Terlepas dari berbagai argumentasi yang dibangun oleh pemerintah, catatan Ditjen Pajak ini sekaligus mengonfirmasi temuan Badan Pemeriksa Keuangan (BPK) di dalam Laporan Hasil Pemeriksaan (LHP) atas Laporan Keuangan Pemerintah Pusat (LKPP) 2020.

BPK mencatat, total kesalahan dalam penyaluran insentif dan fasilitas perpajakan, yang mencakup insentif pajak serta bea can cukai, dalam penanganan Covid-19 mencapai Rp1,69 triliun.

Secara terperinci, masalah yang ditemukan oleh BPK antara lain insentif kepada wajib pajak yang tidak berhak, dan lemahnya proses verifikasi yang mengakibatkan kelebihan pencatatan penerimaan pajak.

Selain itu, keberadaan wajib pajak yang menerima insentif ganda hingga ketidakakuratan fasilitas pembebasan bea masuk karena menggunakan kode harmonized system (HS) yang tidak sesuai.

Lembaga auditor eksternal itu menemukan, terdapat pemberian insentif dan fasilitas perpajakan minimal sebesar Rp251,59 miliar kepada wajib pajak yang tidak berhak atau untuk masa pajak yang tidak seharusnya diberikan, serta nilai insentif tidak dapat diyakini kewajarannya sebesar Rp103,70 miliar.
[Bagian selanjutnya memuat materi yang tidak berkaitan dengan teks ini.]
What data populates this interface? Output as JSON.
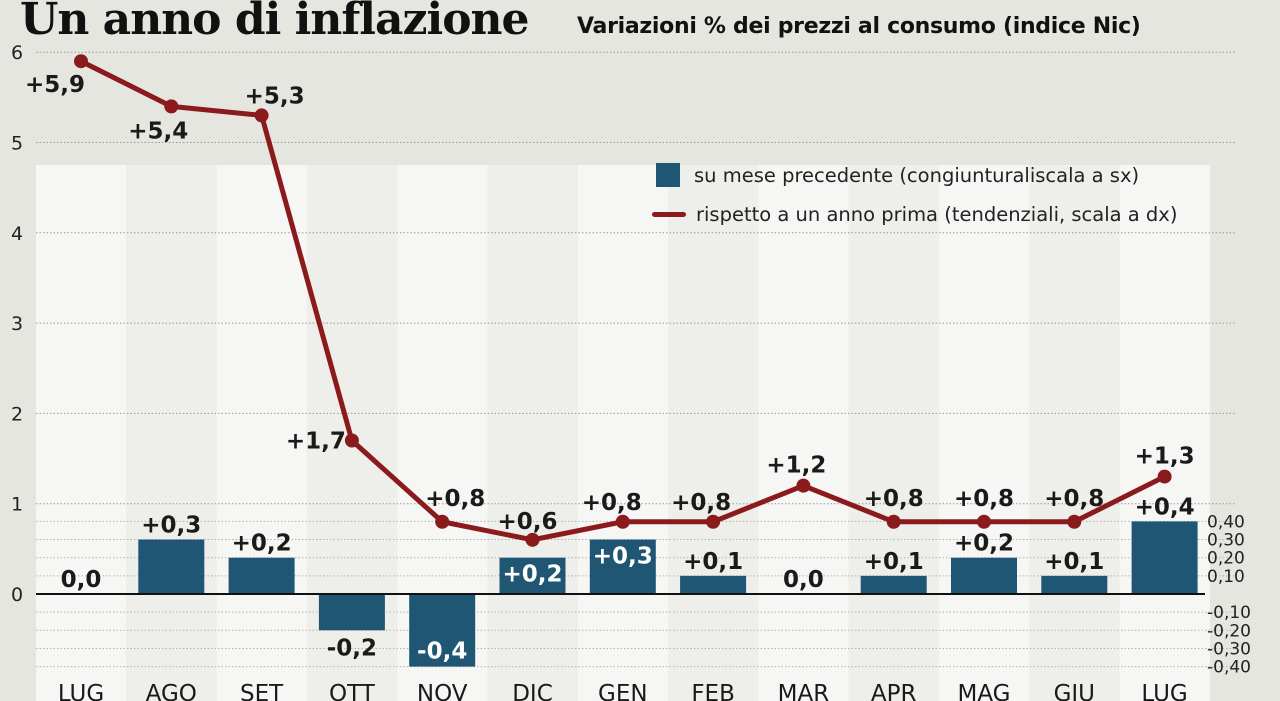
{
  "chart_data": {
    "type": "bar+line",
    "title": "Un anno di inflazione",
    "subtitle": "Variazioni % dei prezzi al consumo (indice Nic)",
    "categories": [
      "LUG",
      "AGO",
      "SET",
      "OTT",
      "NOV",
      "DIC",
      "GEN",
      "FEB",
      "MAR",
      "APR",
      "MAG",
      "GIU",
      "LUG"
    ],
    "series": [
      {
        "name": "su mese precedente (congiunturaliscala a sx)",
        "type": "bar",
        "axis": "right",
        "color": "#1f5674",
        "values": [
          0.0,
          0.3,
          0.2,
          -0.2,
          -0.4,
          0.2,
          0.3,
          0.1,
          0.0,
          0.1,
          0.2,
          0.1,
          0.4
        ],
        "labels": [
          "0,0",
          "+0,3",
          "+0,2",
          "-0,2",
          "-0,4",
          "+0,2",
          "+0,3",
          "+0,1",
          "0,0",
          "+0,1",
          "+0,2",
          "+0,1",
          "+0,4"
        ]
      },
      {
        "name": "rispetto a un anno prima (tendenziali, scala a dx)",
        "type": "line",
        "axis": "left",
        "color": "#8b1a1d",
        "values": [
          5.9,
          5.4,
          5.3,
          1.7,
          0.8,
          0.6,
          0.8,
          0.8,
          1.2,
          0.8,
          0.8,
          0.8,
          1.3
        ],
        "labels": [
          "+5,9",
          "+5,4",
          "+5,3",
          "+1,7",
          "+0,8",
          "+0,6",
          "+0,8",
          "+0,8",
          "+1,2",
          "+0,8",
          "+0,8",
          "+0,8",
          "+1,3"
        ]
      }
    ],
    "y_left": {
      "ticks": [
        "6",
        "5",
        "4",
        "3",
        "2",
        "1",
        "0"
      ],
      "ylim": [
        0,
        6
      ]
    },
    "y_right": {
      "ticks": [
        "0,40",
        "0,30",
        "0,20",
        "0,10",
        "-0,10",
        "-0,20",
        "-0,30",
        "-0,40"
      ],
      "ylim": [
        -0.4,
        0.4
      ]
    },
    "grid": true,
    "legend_position": "top-right"
  }
}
Lembaga auditor eksternal itu juga mencatat kelemahan proses verifikasi Direktorat Jenderal Pajak yang mengakibatkan kelebihan pencatatan penerimaan pajak dalam laporan keuangan sebesar Rp14,72 miliar, dan nilai penerimaan sebesar Rp113,98 miliar tidak dapat diyakini kewajarannya.

Praktik kesalahan ini terjadi pada sejumlah jenis pajak, yakni pajak penghasilan (PPh) meliputi PPh 21, PPh 25, dan PPh Final.

Selain itu, permasalahan juga muncul di dalam pemberian insentif pajak pertambahan nilai (PPN), serta fasilitas restitusi.

Ekonom Center of Reform on Economics (Core) Indonesia Yusuf Rendy Manilet mengatakan, pemerintah memang perlu mengevaluasi mekanisme penyaluran insentif pajak mengingat banyaknya temuan tersebut.

“Dari pembengkakan insentif perpajakan juga kalau kita ingat beberapa diantaranya berpotensi tidak tepat sasaran,” kata dia.